Influence of Multimodal Convolution Layer

The image and question needs to be considered together for the image QA. The multimodal convolution layer in our proposed CNN model not only fuses the image and question representations together but also learns the interactions and relations between the two multimodal inputs for further question prediction. The effect of the multimodal convolution layer is examined as follows. The image and question representations are simply concatenated together as the input of the softmax layer for the answer prediction. We train the network in the same manner as the proposed CNN model. The results are provided in Table 3. Firstly, it can be observed that without the multimodal convolution layer, the performance on the image QA has dropped. Comparing to the simple concatenation process fusing the image and question representations, our proposed multimodal convolution layer can well exploit the complicated relationships between image and question representations. Thus a better performance for the answer prediction is achieved. Secondly, the approach without multimodal convolution layer outperforms the IMG+BOW, VIS+LSTM and 2-VIS+BLSTM, in terms of accuracy. The better performance is mainly attributed to the composition ability of the sentence CNN. Even with the simple concatenation process, the image representation and composed question representation can be fuse together for a better image QA model.

Influence of Image CNN and Effectiveness of Sentence CNN

As can be observed in Table 1, without the image content, the accuracy of human answering the question drops from $50\%$ to $12\%$ . Therefore, the image content is critical to the image QA task. Same as the work (?; ?), we only use the question representation obtained from the sentence CNN to predict the answer. The results are listed in Table 3. Firstly, without the use of image representation, the performance of our proposed CNN significantly drops, which again demonstrates the importance of image component to the image QA. Secondly, the model only consisting of the sentence CNN performs better than LSTM and BOW for the image QA. It indicates that the sentence CNN is more effective to generate the question representation for image QA, compared with LSTM and BOW. Recall that the model without multimodal convolution layers outperforms IMG+BOW, VIS+LSTM, and 2-VIS+BLSTM, as explained above.

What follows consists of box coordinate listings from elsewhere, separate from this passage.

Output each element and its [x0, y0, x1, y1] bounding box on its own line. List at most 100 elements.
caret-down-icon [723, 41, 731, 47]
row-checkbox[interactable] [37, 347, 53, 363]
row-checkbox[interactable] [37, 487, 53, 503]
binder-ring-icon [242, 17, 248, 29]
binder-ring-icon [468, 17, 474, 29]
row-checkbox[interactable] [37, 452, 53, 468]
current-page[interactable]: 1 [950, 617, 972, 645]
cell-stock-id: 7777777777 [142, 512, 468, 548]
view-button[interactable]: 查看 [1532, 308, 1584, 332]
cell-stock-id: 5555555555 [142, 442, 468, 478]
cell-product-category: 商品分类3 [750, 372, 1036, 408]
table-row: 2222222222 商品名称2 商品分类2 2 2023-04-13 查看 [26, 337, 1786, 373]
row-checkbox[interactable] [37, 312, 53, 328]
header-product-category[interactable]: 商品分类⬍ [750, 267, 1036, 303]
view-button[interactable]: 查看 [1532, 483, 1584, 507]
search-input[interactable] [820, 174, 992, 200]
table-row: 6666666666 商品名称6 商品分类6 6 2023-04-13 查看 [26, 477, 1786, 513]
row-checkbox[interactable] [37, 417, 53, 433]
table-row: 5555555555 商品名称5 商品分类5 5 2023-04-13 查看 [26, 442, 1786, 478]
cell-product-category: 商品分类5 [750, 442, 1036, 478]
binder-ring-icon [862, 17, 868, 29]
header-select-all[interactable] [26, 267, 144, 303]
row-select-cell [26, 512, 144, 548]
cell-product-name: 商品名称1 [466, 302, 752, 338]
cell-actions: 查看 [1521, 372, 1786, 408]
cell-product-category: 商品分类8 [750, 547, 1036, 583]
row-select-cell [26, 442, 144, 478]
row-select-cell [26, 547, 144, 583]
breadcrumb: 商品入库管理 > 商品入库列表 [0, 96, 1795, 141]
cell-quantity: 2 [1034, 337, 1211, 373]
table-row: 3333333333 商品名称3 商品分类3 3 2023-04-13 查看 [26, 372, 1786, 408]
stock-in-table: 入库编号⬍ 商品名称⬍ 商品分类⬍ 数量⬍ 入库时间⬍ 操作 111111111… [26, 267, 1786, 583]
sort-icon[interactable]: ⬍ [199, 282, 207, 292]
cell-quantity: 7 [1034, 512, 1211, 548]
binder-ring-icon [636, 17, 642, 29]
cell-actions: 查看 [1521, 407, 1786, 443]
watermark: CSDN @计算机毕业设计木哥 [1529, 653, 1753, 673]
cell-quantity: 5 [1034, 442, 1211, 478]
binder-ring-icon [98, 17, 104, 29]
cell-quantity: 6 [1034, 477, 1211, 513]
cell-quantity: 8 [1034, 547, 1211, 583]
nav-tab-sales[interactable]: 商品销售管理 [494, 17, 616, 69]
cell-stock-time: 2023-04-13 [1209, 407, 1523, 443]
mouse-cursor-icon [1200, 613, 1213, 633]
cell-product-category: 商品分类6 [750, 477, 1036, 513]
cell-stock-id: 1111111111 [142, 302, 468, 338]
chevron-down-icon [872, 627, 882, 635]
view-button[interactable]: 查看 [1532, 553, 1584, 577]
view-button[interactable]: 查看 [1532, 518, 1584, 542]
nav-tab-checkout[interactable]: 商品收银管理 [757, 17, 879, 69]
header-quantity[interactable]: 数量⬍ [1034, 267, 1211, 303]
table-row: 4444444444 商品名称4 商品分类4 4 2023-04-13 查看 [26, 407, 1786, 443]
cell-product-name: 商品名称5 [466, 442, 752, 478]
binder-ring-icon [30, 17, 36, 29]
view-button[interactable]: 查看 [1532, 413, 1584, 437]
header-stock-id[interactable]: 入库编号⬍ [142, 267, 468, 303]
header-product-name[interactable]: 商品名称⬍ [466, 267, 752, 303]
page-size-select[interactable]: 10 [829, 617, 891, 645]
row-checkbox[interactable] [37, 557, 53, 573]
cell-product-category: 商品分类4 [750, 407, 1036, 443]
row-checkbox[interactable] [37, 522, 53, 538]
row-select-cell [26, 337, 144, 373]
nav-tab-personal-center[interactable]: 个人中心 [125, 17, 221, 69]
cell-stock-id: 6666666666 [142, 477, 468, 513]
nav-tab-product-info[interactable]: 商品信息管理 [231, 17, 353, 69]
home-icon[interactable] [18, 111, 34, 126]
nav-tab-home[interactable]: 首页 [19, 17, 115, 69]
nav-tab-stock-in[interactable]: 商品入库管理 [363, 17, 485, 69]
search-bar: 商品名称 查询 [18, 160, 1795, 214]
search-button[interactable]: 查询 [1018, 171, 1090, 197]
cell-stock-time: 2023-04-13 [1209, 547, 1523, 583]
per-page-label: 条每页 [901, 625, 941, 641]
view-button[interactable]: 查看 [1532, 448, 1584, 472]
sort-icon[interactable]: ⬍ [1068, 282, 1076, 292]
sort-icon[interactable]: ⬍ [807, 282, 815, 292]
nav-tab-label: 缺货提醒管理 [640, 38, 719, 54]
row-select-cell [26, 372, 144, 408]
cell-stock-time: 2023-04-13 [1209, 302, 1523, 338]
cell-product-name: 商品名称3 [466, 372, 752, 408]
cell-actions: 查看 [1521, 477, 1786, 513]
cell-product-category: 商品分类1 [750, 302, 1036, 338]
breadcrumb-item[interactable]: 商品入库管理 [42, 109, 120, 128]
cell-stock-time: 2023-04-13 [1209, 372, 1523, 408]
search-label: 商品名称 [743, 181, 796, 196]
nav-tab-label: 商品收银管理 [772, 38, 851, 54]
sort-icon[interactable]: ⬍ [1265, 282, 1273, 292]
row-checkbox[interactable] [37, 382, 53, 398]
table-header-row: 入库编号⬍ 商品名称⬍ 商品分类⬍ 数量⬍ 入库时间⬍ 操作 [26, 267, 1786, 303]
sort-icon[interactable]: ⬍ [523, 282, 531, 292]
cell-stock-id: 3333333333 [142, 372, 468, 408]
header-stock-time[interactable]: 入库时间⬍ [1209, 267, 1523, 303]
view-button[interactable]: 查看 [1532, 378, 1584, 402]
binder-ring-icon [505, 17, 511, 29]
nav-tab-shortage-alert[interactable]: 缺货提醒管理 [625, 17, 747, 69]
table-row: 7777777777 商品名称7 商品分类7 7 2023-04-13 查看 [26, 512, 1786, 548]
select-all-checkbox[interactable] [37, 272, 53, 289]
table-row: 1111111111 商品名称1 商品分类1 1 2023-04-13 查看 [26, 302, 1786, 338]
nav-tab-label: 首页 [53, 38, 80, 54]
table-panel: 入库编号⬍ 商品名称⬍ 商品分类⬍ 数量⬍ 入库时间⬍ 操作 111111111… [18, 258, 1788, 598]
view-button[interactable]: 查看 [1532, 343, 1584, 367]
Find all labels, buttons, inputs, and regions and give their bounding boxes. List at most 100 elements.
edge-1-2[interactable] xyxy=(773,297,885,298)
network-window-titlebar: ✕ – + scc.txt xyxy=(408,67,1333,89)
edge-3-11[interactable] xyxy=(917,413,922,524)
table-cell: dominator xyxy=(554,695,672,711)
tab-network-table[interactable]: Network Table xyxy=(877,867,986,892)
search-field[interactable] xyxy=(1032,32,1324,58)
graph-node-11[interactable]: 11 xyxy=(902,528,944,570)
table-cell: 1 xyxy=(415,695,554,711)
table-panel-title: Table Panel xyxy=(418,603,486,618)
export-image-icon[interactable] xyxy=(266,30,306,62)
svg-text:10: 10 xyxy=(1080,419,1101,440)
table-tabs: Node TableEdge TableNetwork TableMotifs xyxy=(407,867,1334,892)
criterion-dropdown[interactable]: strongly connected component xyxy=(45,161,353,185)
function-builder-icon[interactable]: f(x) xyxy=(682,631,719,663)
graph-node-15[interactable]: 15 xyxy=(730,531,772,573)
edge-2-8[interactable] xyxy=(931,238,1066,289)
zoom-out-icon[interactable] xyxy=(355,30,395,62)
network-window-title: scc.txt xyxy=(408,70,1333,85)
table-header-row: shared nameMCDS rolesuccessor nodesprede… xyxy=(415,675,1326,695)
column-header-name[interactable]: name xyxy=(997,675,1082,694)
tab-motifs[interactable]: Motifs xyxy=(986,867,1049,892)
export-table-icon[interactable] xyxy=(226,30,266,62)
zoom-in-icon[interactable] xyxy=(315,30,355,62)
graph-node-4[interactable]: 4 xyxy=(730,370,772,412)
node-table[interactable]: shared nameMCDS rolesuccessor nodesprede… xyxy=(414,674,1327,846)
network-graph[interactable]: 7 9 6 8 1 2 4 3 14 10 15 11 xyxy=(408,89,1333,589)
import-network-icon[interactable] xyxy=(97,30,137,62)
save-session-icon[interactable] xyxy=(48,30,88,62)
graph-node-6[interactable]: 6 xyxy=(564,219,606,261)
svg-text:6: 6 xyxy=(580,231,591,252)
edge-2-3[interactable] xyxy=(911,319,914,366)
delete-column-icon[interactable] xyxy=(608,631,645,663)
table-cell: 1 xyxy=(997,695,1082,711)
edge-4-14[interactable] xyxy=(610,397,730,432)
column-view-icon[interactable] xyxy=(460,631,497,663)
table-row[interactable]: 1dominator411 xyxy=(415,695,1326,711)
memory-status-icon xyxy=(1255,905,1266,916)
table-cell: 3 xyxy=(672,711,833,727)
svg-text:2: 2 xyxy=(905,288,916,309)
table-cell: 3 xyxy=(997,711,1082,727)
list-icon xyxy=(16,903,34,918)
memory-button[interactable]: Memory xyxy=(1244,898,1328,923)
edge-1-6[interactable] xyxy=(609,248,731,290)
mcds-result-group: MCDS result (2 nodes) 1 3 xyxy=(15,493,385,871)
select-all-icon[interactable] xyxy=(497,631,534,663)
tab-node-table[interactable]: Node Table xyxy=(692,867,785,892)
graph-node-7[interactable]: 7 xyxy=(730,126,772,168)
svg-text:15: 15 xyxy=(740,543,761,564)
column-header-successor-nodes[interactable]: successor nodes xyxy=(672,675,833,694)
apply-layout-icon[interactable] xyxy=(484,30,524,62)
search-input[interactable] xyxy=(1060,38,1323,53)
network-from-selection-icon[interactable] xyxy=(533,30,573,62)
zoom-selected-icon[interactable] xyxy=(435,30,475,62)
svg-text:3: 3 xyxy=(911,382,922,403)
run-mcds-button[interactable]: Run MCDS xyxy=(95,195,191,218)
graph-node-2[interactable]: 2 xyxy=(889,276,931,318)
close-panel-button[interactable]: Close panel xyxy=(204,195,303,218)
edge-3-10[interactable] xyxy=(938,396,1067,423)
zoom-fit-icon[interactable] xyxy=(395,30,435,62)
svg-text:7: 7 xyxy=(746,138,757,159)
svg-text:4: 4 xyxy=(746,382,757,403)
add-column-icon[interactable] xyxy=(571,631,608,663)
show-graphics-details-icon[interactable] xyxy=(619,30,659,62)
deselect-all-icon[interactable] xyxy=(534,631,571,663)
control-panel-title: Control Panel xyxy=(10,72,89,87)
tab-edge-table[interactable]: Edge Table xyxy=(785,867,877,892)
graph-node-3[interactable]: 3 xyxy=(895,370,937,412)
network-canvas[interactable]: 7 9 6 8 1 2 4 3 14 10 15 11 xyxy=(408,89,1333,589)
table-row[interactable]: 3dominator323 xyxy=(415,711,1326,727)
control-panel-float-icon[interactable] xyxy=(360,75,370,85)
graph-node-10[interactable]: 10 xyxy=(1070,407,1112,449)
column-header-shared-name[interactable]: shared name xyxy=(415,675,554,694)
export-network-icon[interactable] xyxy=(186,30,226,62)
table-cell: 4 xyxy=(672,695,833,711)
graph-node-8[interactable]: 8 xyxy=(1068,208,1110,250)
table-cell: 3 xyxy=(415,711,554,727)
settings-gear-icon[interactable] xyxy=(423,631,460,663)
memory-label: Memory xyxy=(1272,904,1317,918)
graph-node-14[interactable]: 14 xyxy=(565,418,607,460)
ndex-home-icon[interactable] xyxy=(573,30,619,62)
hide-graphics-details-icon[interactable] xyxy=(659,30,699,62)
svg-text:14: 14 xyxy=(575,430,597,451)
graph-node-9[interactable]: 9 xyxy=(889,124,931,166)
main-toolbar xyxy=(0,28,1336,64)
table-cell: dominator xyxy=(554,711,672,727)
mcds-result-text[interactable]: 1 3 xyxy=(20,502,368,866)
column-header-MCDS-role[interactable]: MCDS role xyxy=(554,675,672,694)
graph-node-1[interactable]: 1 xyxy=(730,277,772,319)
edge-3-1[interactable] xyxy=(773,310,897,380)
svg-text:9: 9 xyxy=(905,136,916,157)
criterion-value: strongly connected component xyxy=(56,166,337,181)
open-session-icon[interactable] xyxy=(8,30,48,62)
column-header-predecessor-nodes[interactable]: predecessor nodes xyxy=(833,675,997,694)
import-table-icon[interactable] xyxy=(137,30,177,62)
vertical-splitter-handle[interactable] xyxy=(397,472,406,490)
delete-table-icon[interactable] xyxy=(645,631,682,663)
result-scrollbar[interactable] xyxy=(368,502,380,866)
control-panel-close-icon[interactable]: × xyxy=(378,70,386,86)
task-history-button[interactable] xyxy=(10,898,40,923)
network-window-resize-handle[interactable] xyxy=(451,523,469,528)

By incorporating the image representation, the better modeling ability of our sentence CNN is demonstrated.

Moreover, we examine the language modeling ability of the sentence CNN as follows. The words of the test questions are randomly reshuffled. Then the reformulated questions are sent to the sentence CNN to check whether the sentence CNN can still generate reliable question representations and make accurate answer predictions. For randomly reshuffled questions, the results on COCO-QA dataset are 40.74, 53.06, and 80.41 for the accuracy, WUPS@0.9, and WUPS@0.0, respectively, which are significantly inferior to that of natural-language like questions. The result indicates that the sentence CNN possesses the ability of modeling natural questions. The sentence CNN uses the convolution process to compose and summarize the neighboring words. And the reliable ones with higher semantic meanings will be pooled and composed further to reach the final sentence representation. As such, the sentence CNN can compose the natural-language like questions to reliable high semantic representations.

Conclusion

In this paper, we proposed one CNN model to address the image QA problem. The proposed CNN model relies on convolutional architectures to generate the image representation, compose consecutive words to the question representation, and learn the interactions and relations between the image and question for the answer prediction. Experimental results on public image QA datasets demonstrate the superiority of our proposed model over the state-of-the-art methods.

Acknowledgement

The work is partially supported by China National 973 project 2014CB340301. The authors are grateful to Baotian Hu and Zhenguo Li for their insightful discussions and comments.